Born in 1971 in Mariestad, Fjellman took to working with clay from a young age, attending local ceramics classes with her father. A course at the Community College Helliden with renown Rörstrand designer Inger Persson solidified Fjellman's interest in the medium. The focus of Fjellman's studies later expanded to include courses in glasswork at The Corning Studio in New York in 2000 and in neon at the Pilchuck School of Glass in Washington from 2003-2004.
Fjellman's current projects are a testament to her varied education; her expertly detail-laden sculptures in glass and ceramic are individually hand sculpted or mouth blown. Fjellman's works are undoubtedly strong enough to stand alone, but it is the scope of her tableaus in particular, complete with elaborate decor, that demonstrates Fjellman's proficiency across an astounding amount of media.

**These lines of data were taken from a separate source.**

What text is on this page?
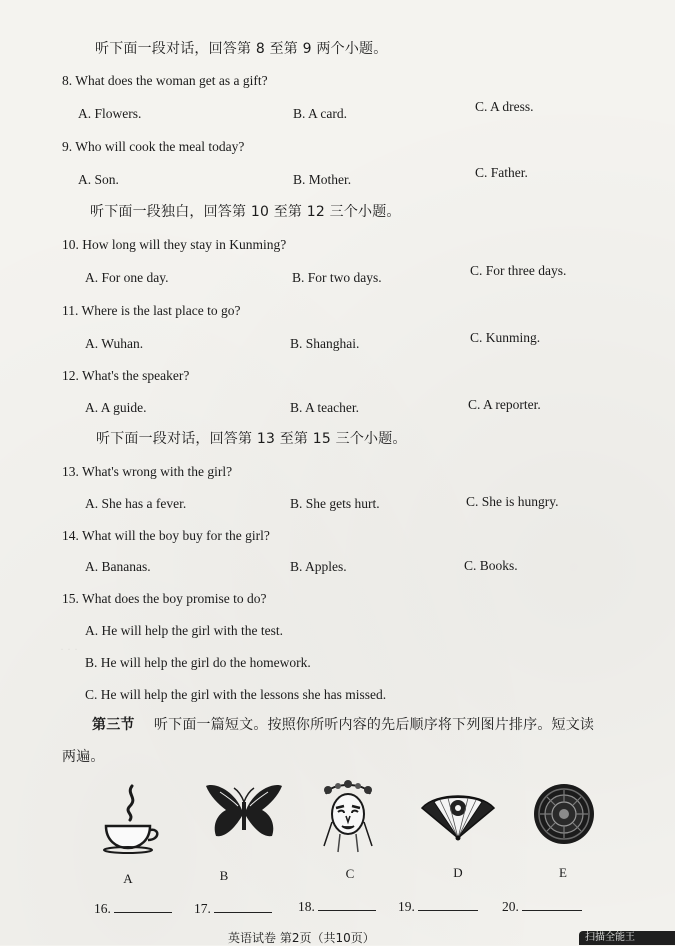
· · ·
听下面一段对话，回答第 8 至第 9 两个小题。
8. What does the woman get as a gift?
A. Flowers.	B. A card.	C. A dress.
9. Who will cook the meal today?
A. Son.	B. Mother.	C. Father.
听下面一段独白，回答第 10 至第 12 三个小题。
10. How long will they stay in Kunming?
A. For one day.	B. For two days.	C. For three days.
11. Where is the last place to go?
A. Wuhan.	B. Shanghai.	C. Kunming.
12. What's the speaker?
A. A guide.	B. A teacher.	C. A reporter.
听下面一段对话，回答第 13 至第 15 三个小题。
13. What's wrong with the girl?
A. She has a fever.	B. She gets hurt.	C. She is hungry.
14. What will the boy buy for the girl?
A. Bananas.	B. Apples.	C. Books.
15. What does the boy promise to do?
A. He will help the girl with the test.
B. He will help the girl do the homework.
C. He will help the girl with the lessons she has missed.
第三节 听下面一篇短文。按照你所听内容的先后顺序将下列图片排序。短文读
两遍。
A	B	C	D	E
16.	17.	18.	19.	20.
英语试卷 第2页（共10页）	扫描全能王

At the core of Fjellman's installations are a clear divergence from the subtle minimalism that characterizes most traditional and contemporary Swedish art and design. Fjellman was drawn to these deviating themes and practices out of a rebellious desire to tackle figurative studies, namely the study of animals, because it was considered "tacky and vulgar" and ultimately taboo within the greater artistic community. Fjellman began experimenting with her own perception of the Swedish aesthetic, appropriating and subverting the traditional elements of Swedish design and typified beauty to create highly personal sculptures and installations, which are in many ways evocative of the Northern Swedish landscape.